As part of my work at Wiredrive, I investigated how to best utilize UUIDs in a MySQL database for referencing our objects instead of primary IDs. Ultimately, we chose to go a different way. I did, however, find a way to optimize a tiny piece of core Python along the way so I wanted to submit a patch.

Benchmarking UUID

In particular, the code used to generate a byte representation of the UUID with uuid.bytes can be slow.

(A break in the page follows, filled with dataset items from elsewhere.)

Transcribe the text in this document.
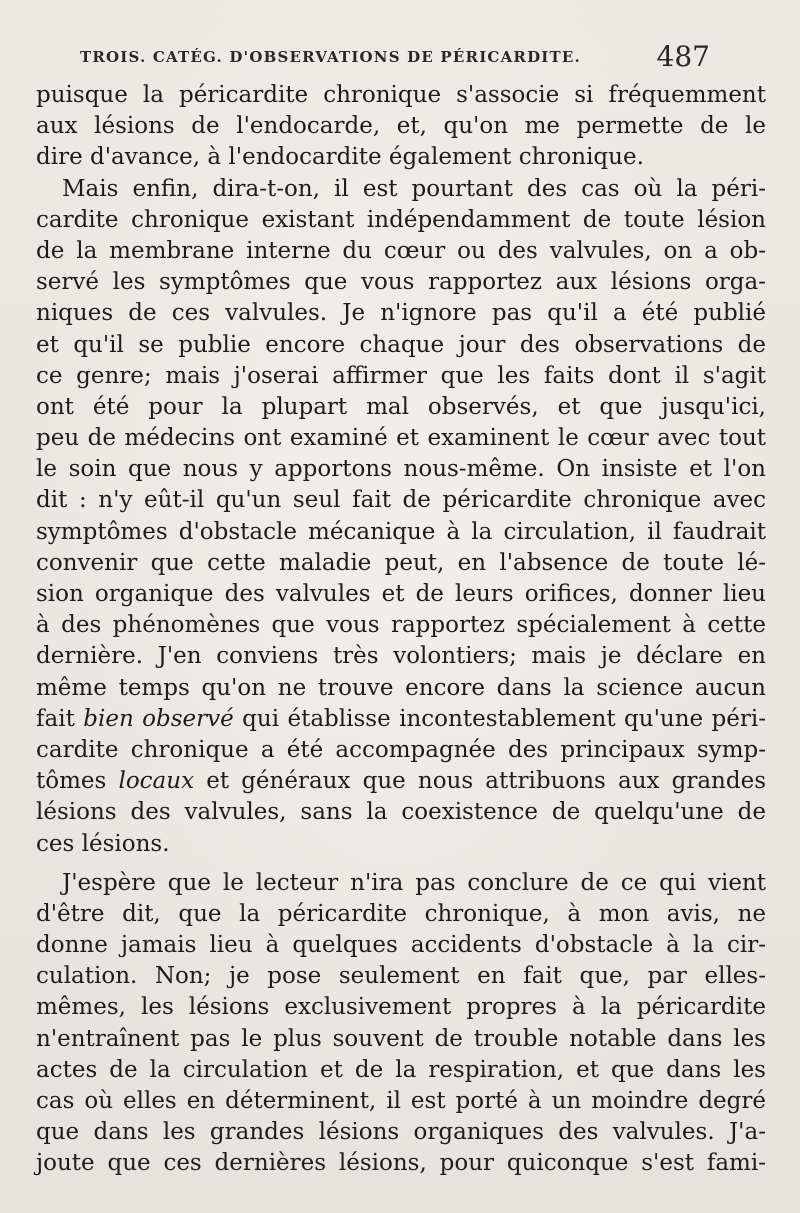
TROIS. CATÉG. D'OBSERVATIONS DE PÉRICARDITE.	487
puisque la péricardite chronique s'associe si fréquemment
aux lésions de l'endocarde, et, qu'on me permette de le
dire d'avance, à l'endocardite également chronique.
Mais enfin, dira-t-on, il est pourtant des cas où la péri-
cardite chronique existant indépendamment de toute lésion
de la membrane interne du cœur ou des valvules, on a ob-
servé les symptômes que vous rapportez aux lésions orga-
niques de ces valvules. Je n'ignore pas qu'il a été publié
et qu'il se publie encore chaque jour des observations de
ce genre; mais j'oserai affirmer que les faits dont il s'agit
ont été pour la plupart mal observés, et que jusqu'ici,
peu de médecins ont examiné et examinent le cœur avec tout
le soin que nous y apportons nous-même. On insiste et l'on
dit : n'y eût-il qu'un seul fait de péricardite chronique avec
symptômes d'obstacle mécanique à la circulation, il faudrait
convenir que cette maladie peut, en l'absence de toute lé-
sion organique des valvules et de leurs orifices, donner lieu
à des phénomènes que vous rapportez spécialement à cette
dernière. J'en conviens très volontiers; mais je déclare en
même temps qu'on ne trouve encore dans la science aucun
fait bien observé qui établisse incontestablement qu'une péri-
cardite chronique a été accompagnée des principaux symp-
tômes locaux et généraux que nous attribuons aux grandes
lésions des valvules, sans la coexistence de quelqu'une de
ces lésions.
J'espère que le lecteur n'ira pas conclure de ce qui vient
d'être dit, que la péricardite chronique, à mon avis, ne
donne jamais lieu à quelques accidents d'obstacle à la cir-
culation. Non; je pose seulement en fait que, par elles-
mêmes, les lésions exclusivement propres à la péricardite
n'entraînent pas le plus souvent de trouble notable dans les
actes de la circulation et de la respiration, et que dans les
cas où elles en déterminent, il est porté à un moindre degré
que dans les grandes lésions organiques des valvules. J'a-
joute que ces dernières lésions, pour quiconque s'est fami-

In my tests, I found that replacing the existing code with binascii’s unhexlify considerably improved the speed. Here’s the original code in cpython/Lib/uuid.py:

class UUID(object):
	@property
    def bytes(self):
        bytes = bytearray()
        for shift in range(0, 128, 8):
            bytes.insert(0, (self.int >> shift) & 0xff)
        return bytes_(bytes)

Looks pretty innocuous. Let’s set up some tests to look at how quickly it runs. Here’s the benchmark test I ran:

… and the output on my machine:

kevin$ python uuid_benchmark.py 100000
Original Average: 8.228 microseconds
Updated Average: 1.550 microseconds

That means that, on average, using unhexlify will allow it to run about 5x faster. Pretty good!

Submitting the Patch

The Python contributers have written an excellent guide that describes how to create a patch. You’ll want to first set up your development environment with the Python code and make sure everything runs smoothly. Then, make your changes, re-run the tests, and generate the patch.

They describe quite well how to do the first part of that. The only strange bit is that you run the tests (on Mac) with ./python.exe -m test -j3. Making a patch is similarly easy. You do that with hg diff > mywork.patch.

The end result is here. I’m excited to see how it goes and it feels like a rite of passage to submit a patch to Python itself.